Is Active Listening Overrated?

America’s Career Information Network–one of our favorite online resources, sponsored by the US Department of Labor–defines active listening as:

giving full attention to what other people are saying, taking time to understand the points being made, asking questions as appropriate, and not interrupting at inappropriate times.

Which basically means knowing how to keep quiet and use your full wherewithal to tune-in to what somebody’s saying. This type of acute listening leads to understanding people more truly, and making clearer sense of the world around us. It seems our friends at The Onion aren’t having it, though.

The article “Open-Minded Man Grimly Realizes How Much Life He’s Wasted Listening To Bullsh`t” equates active listening with listening to garbage. And the effect of such receptiveness can amount to hours of listening to:

* grossly uninformed political opinions
* both sides of pointless arguments, and
* parents’ bullsh’t about how important it is to be open-minded.

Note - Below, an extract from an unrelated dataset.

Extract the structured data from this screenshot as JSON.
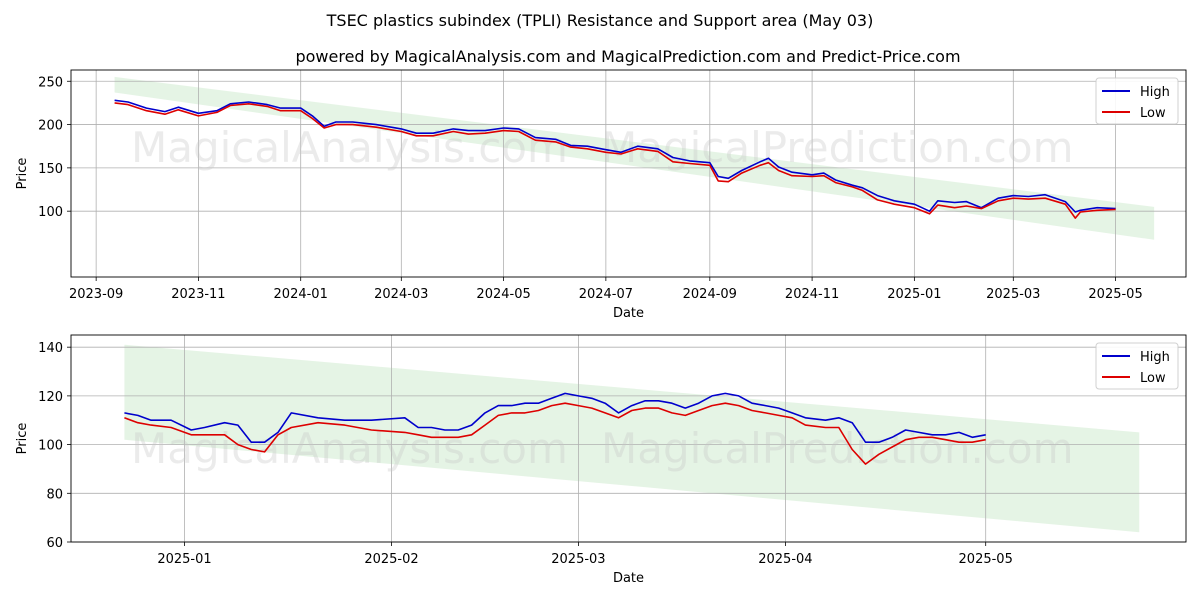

We laughed out loud! In the end, the news piece concludes with a quotation by “the open-minded man’s” colleague. He says “[my colleague] is such a good listener. A lot of people are closed-minded and self-absorbed, but [he] always makes an effort to hear where I’m coming from. The world could use more people like him.”

Heartened, we agree that the more people exercise their inherent active listening skills, the better the workplace becomes. Hear, hear!